I understand. Let me see if I can pull my thoughts together on this…
Protesting against Scientology isn’t a normal conflict where it can be defeated by direct application of force. Violence against Scientology would only increase their support and strengthen the membership. Legal conflict is a problem too due to Scientology’s resources, and extensive field advantage on battlegrounds involving the First Amendment.
Scientology is composed of people, some of whom are oppressors, some are victims, and many are both in turn. It’s more like a hostage situation. (A Blazing Saddles one.) There are people inside where I now know their relatives, who are out. Using violence against them would be wrong, morally and tactically.

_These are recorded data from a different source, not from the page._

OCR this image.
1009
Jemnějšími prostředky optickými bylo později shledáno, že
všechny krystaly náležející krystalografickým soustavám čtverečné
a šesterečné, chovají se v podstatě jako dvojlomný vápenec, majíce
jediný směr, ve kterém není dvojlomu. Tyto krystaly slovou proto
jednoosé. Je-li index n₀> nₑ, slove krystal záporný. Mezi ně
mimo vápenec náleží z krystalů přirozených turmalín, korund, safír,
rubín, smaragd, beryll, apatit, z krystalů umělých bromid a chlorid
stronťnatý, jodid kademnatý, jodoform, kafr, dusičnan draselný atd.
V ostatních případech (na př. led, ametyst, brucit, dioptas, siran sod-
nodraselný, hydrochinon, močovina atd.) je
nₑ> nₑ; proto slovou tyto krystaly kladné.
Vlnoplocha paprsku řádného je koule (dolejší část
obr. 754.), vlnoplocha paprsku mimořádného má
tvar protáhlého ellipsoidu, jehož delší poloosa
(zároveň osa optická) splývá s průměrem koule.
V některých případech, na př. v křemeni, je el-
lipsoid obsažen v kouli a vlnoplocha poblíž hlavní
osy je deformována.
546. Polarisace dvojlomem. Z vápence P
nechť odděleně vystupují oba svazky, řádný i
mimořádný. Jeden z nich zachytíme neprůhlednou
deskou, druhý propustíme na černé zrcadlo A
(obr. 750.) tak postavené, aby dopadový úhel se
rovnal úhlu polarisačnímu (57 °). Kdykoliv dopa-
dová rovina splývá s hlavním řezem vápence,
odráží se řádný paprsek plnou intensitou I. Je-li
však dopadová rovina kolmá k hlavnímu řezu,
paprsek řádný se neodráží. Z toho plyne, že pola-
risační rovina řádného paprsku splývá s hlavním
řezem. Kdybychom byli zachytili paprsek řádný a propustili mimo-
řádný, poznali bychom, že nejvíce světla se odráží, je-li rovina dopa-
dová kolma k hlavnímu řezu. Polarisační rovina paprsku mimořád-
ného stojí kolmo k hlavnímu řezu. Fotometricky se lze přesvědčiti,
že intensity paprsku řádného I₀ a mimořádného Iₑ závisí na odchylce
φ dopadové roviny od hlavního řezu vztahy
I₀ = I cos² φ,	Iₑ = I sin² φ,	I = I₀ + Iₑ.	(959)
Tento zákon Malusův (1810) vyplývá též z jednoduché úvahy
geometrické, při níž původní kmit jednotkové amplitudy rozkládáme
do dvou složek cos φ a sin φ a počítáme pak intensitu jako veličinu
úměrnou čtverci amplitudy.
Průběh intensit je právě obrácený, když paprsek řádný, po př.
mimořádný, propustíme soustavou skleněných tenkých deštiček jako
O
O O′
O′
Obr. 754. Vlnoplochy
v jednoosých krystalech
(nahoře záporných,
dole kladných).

Organized groups against Scientology (even government ones like the IRS) were fixed targets that Scientology could attack from all directions, including from within.
So, protests against Scientology have been asymmetric conflicts by “partisan” individuals: while Scientology could attack one protestor, they couldn’t destroy them all, nor could they target a central control. (It does not exist.)
As physical and legal weapons were useless, the weapons left were psychological. One person with a protest sign in front of a Scientology Org is a tremendous irritant to their mindset, planting seeds of doubt about the rightness of their cause just by existing. It’s not something that the organization can ignore, and many times goons were sent out to provoke protestors or even assault them.
Protesting a group classified as a religious organization walks a fine line of the law and public opinion. Even responding to Scientology violence in kind would result in police intervention, restraining orders and public condemnation. (Especially in the days before omnipresent phone videos to document what really happened.)
Adopting a policy of non-violence robbed Scientology of that powerful weapon. (Luckily I was never tested too hard on that. I’d have taken one punch for the team, but not more than one.) Without it, we were defended by our right of peaceful expression to protest. (In Toronto, Scientology hired an off-duty police officer to protect the protestors.)
In a way, the current situation is similar. This isn’t a conflict of direct force, this is a war of narrative. If protestors can be cast as violent jobless anarchist socialist Soros-funded smelly hippies, etc, then they can be dismissed by the portion of the public who voted for Trump. Also, that thin-skinned orange can’t seem to ignore a single mocking tweet.
‘A walk down the path of history is crunchy with the crispy corpses of those who pooh-poohed or ignored the clown car of ridicule when it pulled-up to the curb. Who would have thought such a tiny car could contain so many infectious and revolutionary guffaws? Satires, parodies, blue humor, pants to the ground ass-wavings, tea-dumping, Modest Proposal submiting, 7 dirty word spewing, flag burning, frankly impolite, just plain rude and improper expressions of ridicule have either ignited reform, fanned the flames or kicked the corpse to make sure it was dead.’